Security Concepts

Principles of Security

• Confidentiality - Ensuring only authorized persons has access to the data or resources.

• Integrity - Ensuring the data or message is not changed or altered in any way.

• Availability - Ensuring the data or resources are available to persons.

Threat

• A threat is anything that has the potential to cause harm to a system.

• A threat is something that has the potential to violate any components of the CIA Triad.

Vulnerability

• A vulnerability is a security weakness within a system.

• This usually software bugs, using weak passwords on systems and even mis-configurations on a device.

Exploit

• Anything that has the capabilities to take advantage of a vulnerability.

Attack

• An attack is the method or technique which is used to take advantage (exploit) a vulnerability within a system.

Data states

• Data in motion (transit) - Data moving from one device to another.

• Data in use - Data that is currently being used by a system or application.

• Data at rest - Data that is not being used or moving.

Principle of least privileges

A user account that is configured with the minimum requirements needed for a user to perform their job.

Threat actors

• Threat actors are the persons who are responsible for a threat or cyber-attack.
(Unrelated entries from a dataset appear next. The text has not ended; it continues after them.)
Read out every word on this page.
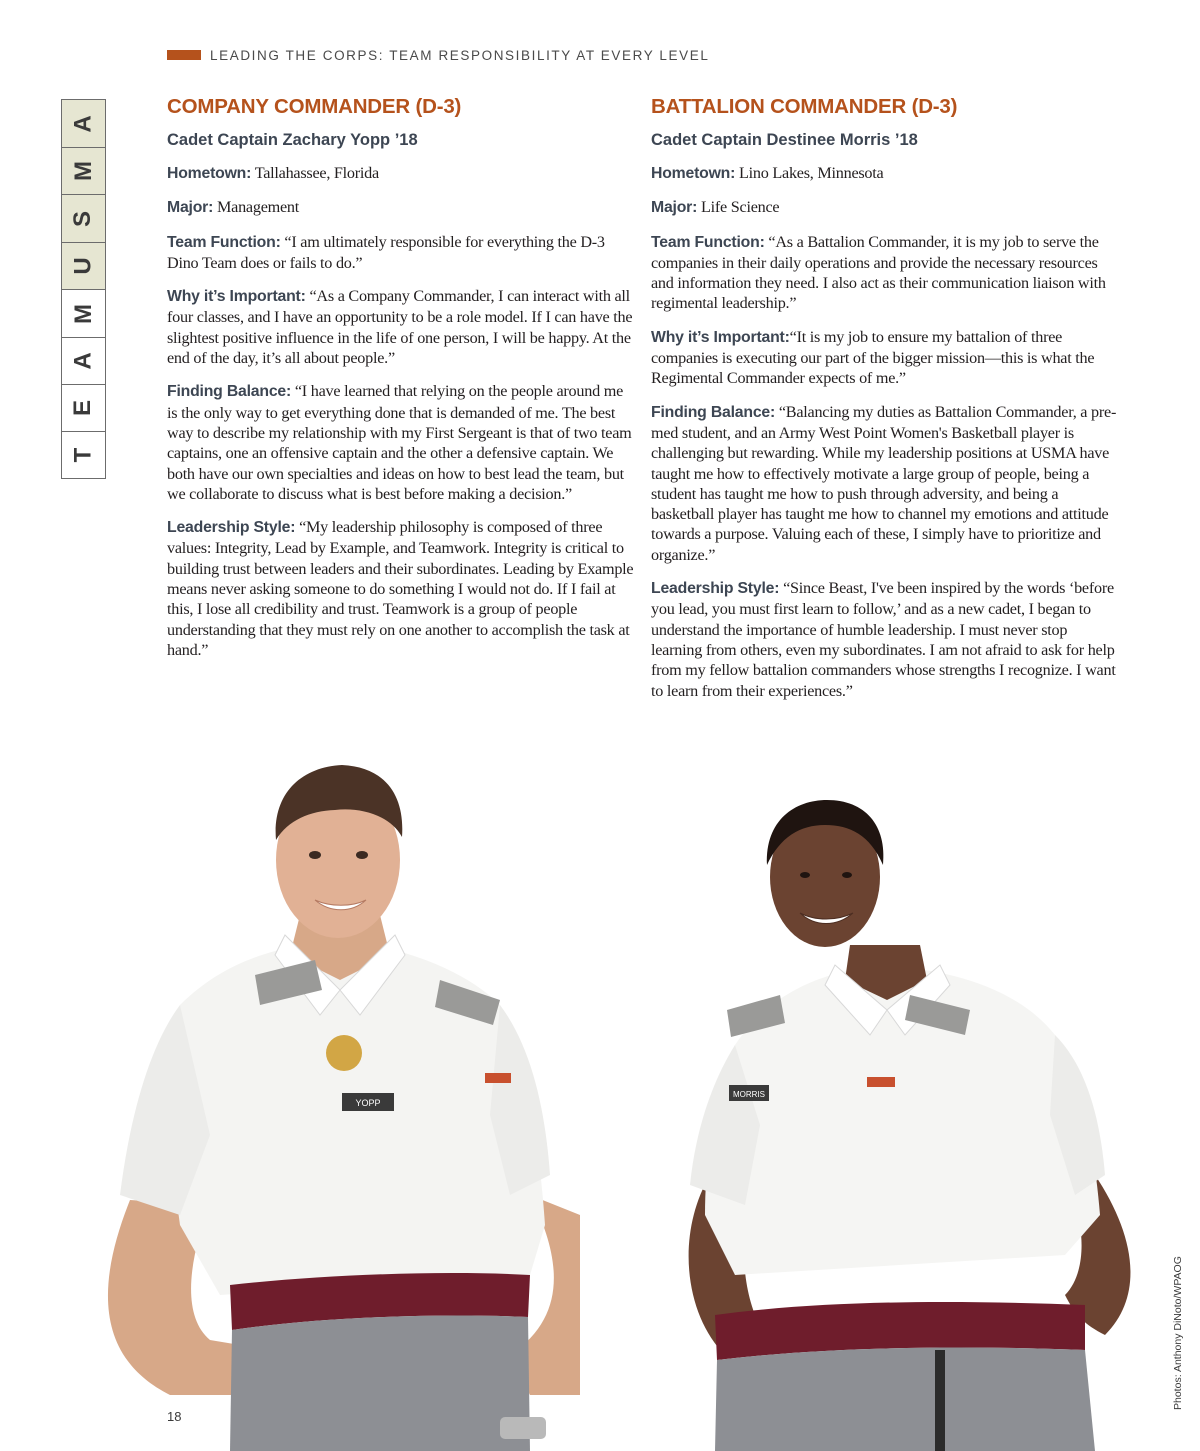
LEADING THE CORPS: TEAM RESPONSIBILITY AT EVERY LEVEL
T
E
A
M
U
S
M
A
COMPANY COMMANDER (D-3)
Cadet Captain Zachary Yopp ’18

Hometown: Tallahassee, Florida

Major: Management

Team Function: “I am ultimately responsible for everything the D-3 Dino Team does or fails to do.”

Why it’s Important: “As a Company Commander, I can interact with all four classes, and I have an opportunity to be a role model. If I can have the slightest positive influence in the life of one person, I will be happy. At the end of the day, it’s all about people.”

Finding Balance: “I have learned that relying on the people around me is the only way to get everything done that is demanded of me. The best way to describe my relationship with my First Sergeant is that of two team captains, one an offensive captain and the other a defensive captain. We both have our own specialties and ideas on how to best lead the team, but we collaborate to discuss what is best before making a decision.”

Leadership Style: “My leadership philosophy is composed of three values: Integrity, Lead by Example, and Teamwork. Integrity is critical to building trust between leaders and their subordinates. Leading by Example means never asking someone to do something I would not do. If I fail at this, I lose all credibility and trust. Teamwork is a group of people understanding that they must rely on one another to accomplish the task at hand.”

BATTALION COMMANDER (D-3)
Cadet Captain Destinee Morris ’18

Hometown: Lino Lakes, Minnesota

Major: Life Science

Team Function: “As a Battalion Commander, it is my job to serve the companies in their daily operations and provide the necessary resources and information they need. I also act as their communication liaison with regimental leadership.”

Why it’s Important:“It is my job to ensure my battalion of three companies is executing our part of the bigger mission—this is what the Regimental Commander expects of me.”

Finding Balance: “Balancing my duties as Battalion Commander, a pre-med student, and an Army West Point Women's Basketball player is challenging but rewarding. While my leadership positions at USMA have taught me how to effectively motivate a large group of people, being a student has taught me how to push through adversity, and being a basketball player has taught me how to channel my emotions and attitude towards a purpose. Valuing each of these, I simply have to prioritize and organize.”

Leadership Style: “Since Beast, I've been inspired by the words ‘before you lead, you must first learn to follow,’ and as a new cadet, I began to understand the importance of humble leadership. I must never stop learning from others, even my subordinates. I am not afraid to ask for help from my fellow battalion commanders whose strengths I recognize. I want to learn from their experiences.”

YOPP
MORRIS
18
Photos: Anthony DiNoto/WPAOG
Advanced persistent threat (APT)

• APTs are special hacking groups which ensure they cyber-attacks are very stealthy.

• APTs are very difficult to be detected.
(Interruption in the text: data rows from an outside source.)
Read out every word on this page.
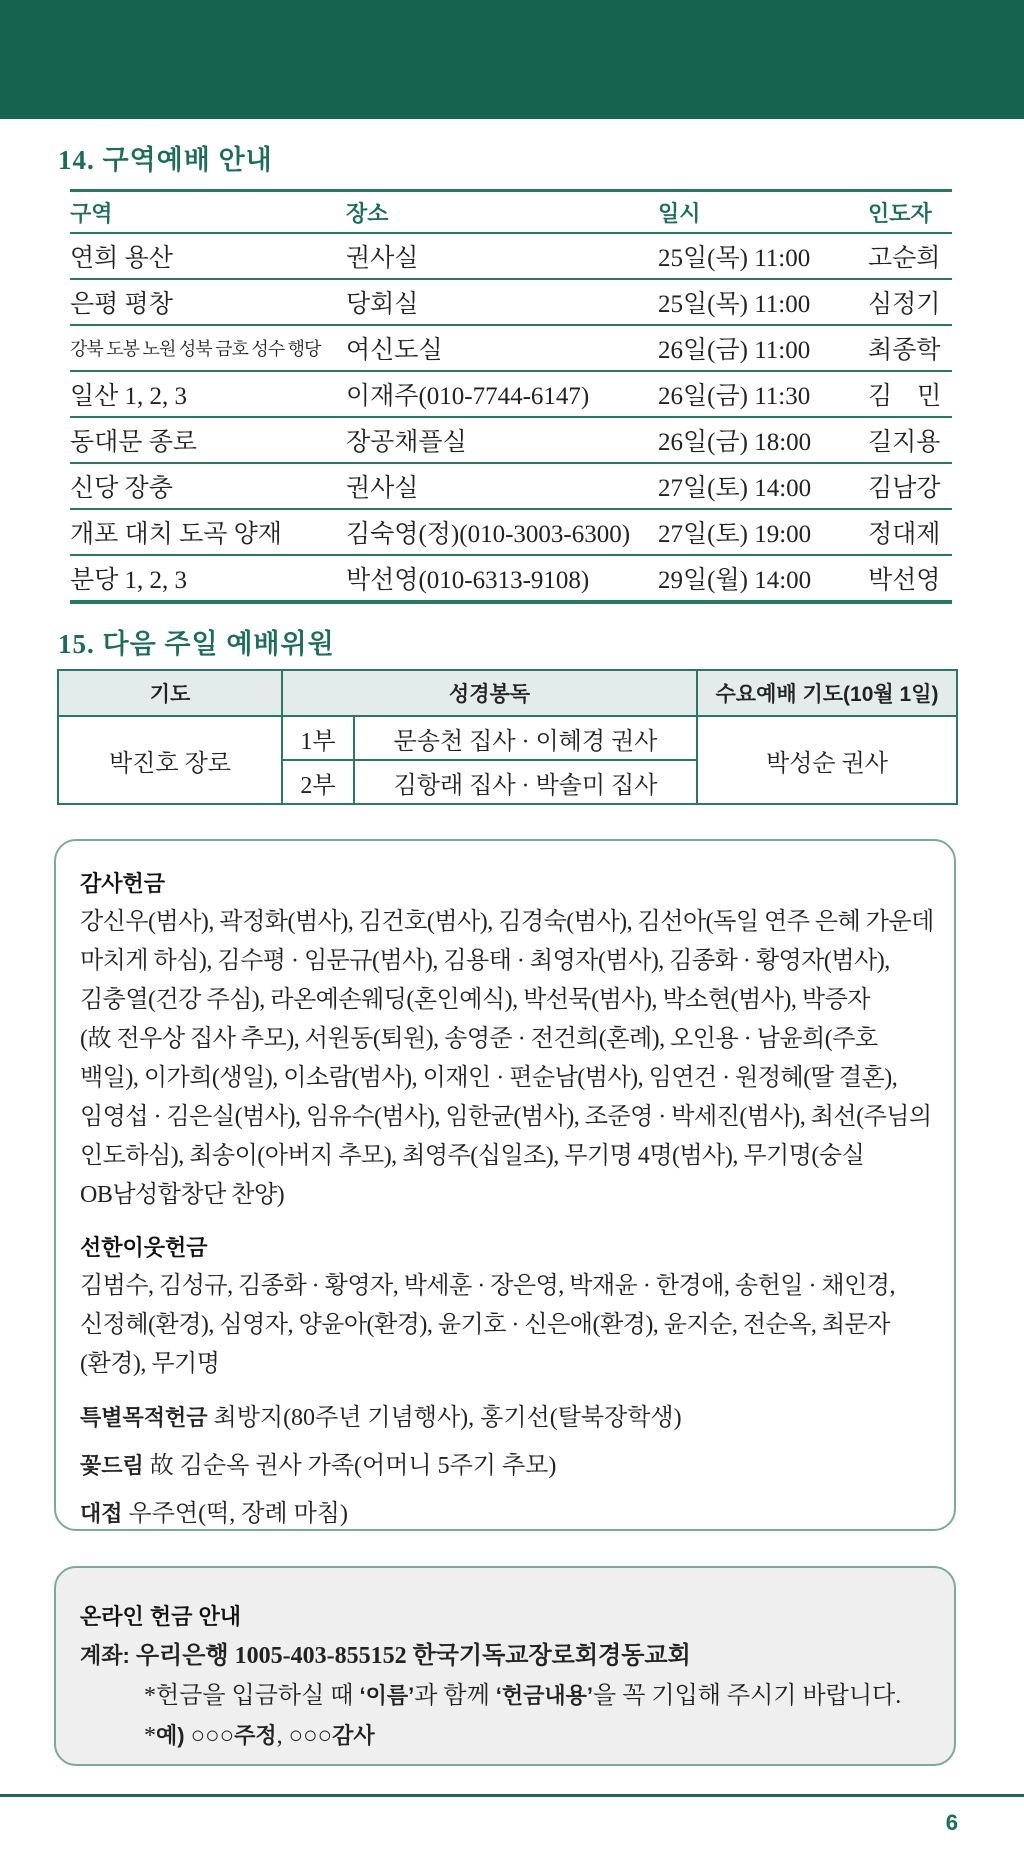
14. 구역예배 안내
구역	장소	일시	인도자
연희 용산	권사실	25일(목) 11:00	고순희
은평 평창	당회실	25일(목) 11:00	심정기
강북 도봉 노원 성북 금호 성수 행당	여신도실	26일(금) 11:00	최종학
일산 1, 2, 3	이재주(010-7744-6147)	26일(금) 11:30	김　민
동대문 종로	장공채플실	26일(금) 18:00	길지용
신당 장충	권사실	27일(토) 14:00	김남강
개포 대치 도곡 양재	김숙영(정)(010-3003-6300)	27일(토) 19:00	정대제
분당 1, 2, 3	박선영(010-6313-9108)	29일(월) 14:00	박선영
15. 다음 주일 예배위원
기도	성경봉독		수요예배 기도(10월 1일)
박진호 장로	1부	문송천 집사 · 이혜경 권사	박성순 권사
	2부	김항래 집사 · 박솔미 집사	
감사헌금
강신우(범사), 곽정화(범사), 김건호(범사), 김경숙(범사), 김선아(독일 연주 은혜 가운데
마치게 하심), 김수평 · 임문규(범사), 김용태 · 최영자(범사), 김종화 · 황영자(범사),
김충열(건강 주심), 라온예손웨딩(혼인예식), 박선묵(범사), 박소현(범사), 박증자
(故 전우상 집사 추모), 서원동(퇴원), 송영준 · 전건희(혼례), 오인용 · 남윤희(주호
백일), 이가희(생일), 이소람(범사), 이재인 · 편순남(범사), 임연건 · 원정혜(딸 결혼),
임영섭 · 김은실(범사), 임유수(범사), 임한균(범사), 조준영 · 박세진(범사), 최선(주님의
인도하심), 최송이(아버지 추모), 최영주(십일조), 무기명 4명(범사), 무기명(숭실
OB남성합창단 찬양)
선한이웃헌금
김범수, 김성규, 김종화 · 황영자, 박세훈 · 장은영, 박재윤 · 한경애, 송헌일 · 채인경,
신정혜(환경), 심영자, 양윤아(환경), 윤기호 · 신은애(환경), 윤지순, 전순옥, 최문자
(환경), 무기명
특별목적헌금 최방지(80주년 기념행사), 홍기선(탈북장학생)
꽃드림 故 김순옥 권사 가족(어머니 5주기 추모)
대접 우주연(떡, 장례 마침)
온라인 헌금 안내
계좌: 우리은행 1005-403-855152 한국기독교장로회경동교회
*헌금을 입금하실 때 ‘이름’과 함께 ‘헌금내용’을 꼭 기입해 주시기 바랍니다.
*예) ○○○주정, ○○○감사
6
• APTs are designed to remain on the network while further exploiting systems and exfiltrating data.

Insider threats

• This is an attacker who is within the organization's network.

• They are already behind the organization's security controls and can direct attack any vulnerable machines.

• Sometimes a disgruntled employee can create a cyber-threat which may affect the entire organization's network.

State actors

• This type of hackers are hired by the government

• Their job role is focused on nation security and performing hacks on another nation.

• They well-funded and has the best hacking tools to develop Advanced Persistent Threats (APTs) malware to infect their targets.

Hacktivists

• This term is a combination between a hacker and an activist.

• They usually use their hacking skills to serve either a political or social agenda.

• Some of their actions may include defacing website, creating denial of service attacks, disclosure of confidential documents and so on.

Script kiddies

• The script kiddies are the type which usually download hacking tools and follow tutorials or instructions on how to perform certain cyber-attacks.

• Scripts kiddies often does not understand how the hacking tools work or what is really happening.

• However their actions can cause a lot of harm on a system or network.

Criminal syndicates

• These types of hacker as well-funded to acquire the best hacking tools money can buy.

• Their motivation is financial gain

• Group of hacker where each person has their own role and duties during the attack.

Hackers

• White Hat - These are security professionals who uses their hacking skills to help organizations secure their systems and networks.

• Black Hat - These are hackers  who uses their skills for malicious purposes.

• Gray Hat - This type of hacker uses their skills for both good and bad intentions.

Shadow IT

• This is the technique to using systems, devices and applications without authorization from the IT department.

Competitors

• Competitors are always looking for many ways to ensure their opponents in the business industry loose reputation

• Creates a competitive advantage to gain new customers

• Sometimes a competitor may hire a hacker to exfiltrate confidential data from another company or even leak financial records on the Internet.

Zero-Trust model

• The policy to trust no one or anything on the system or network.

• Each time a user has to access as resource, they will need to re-authenticate each time.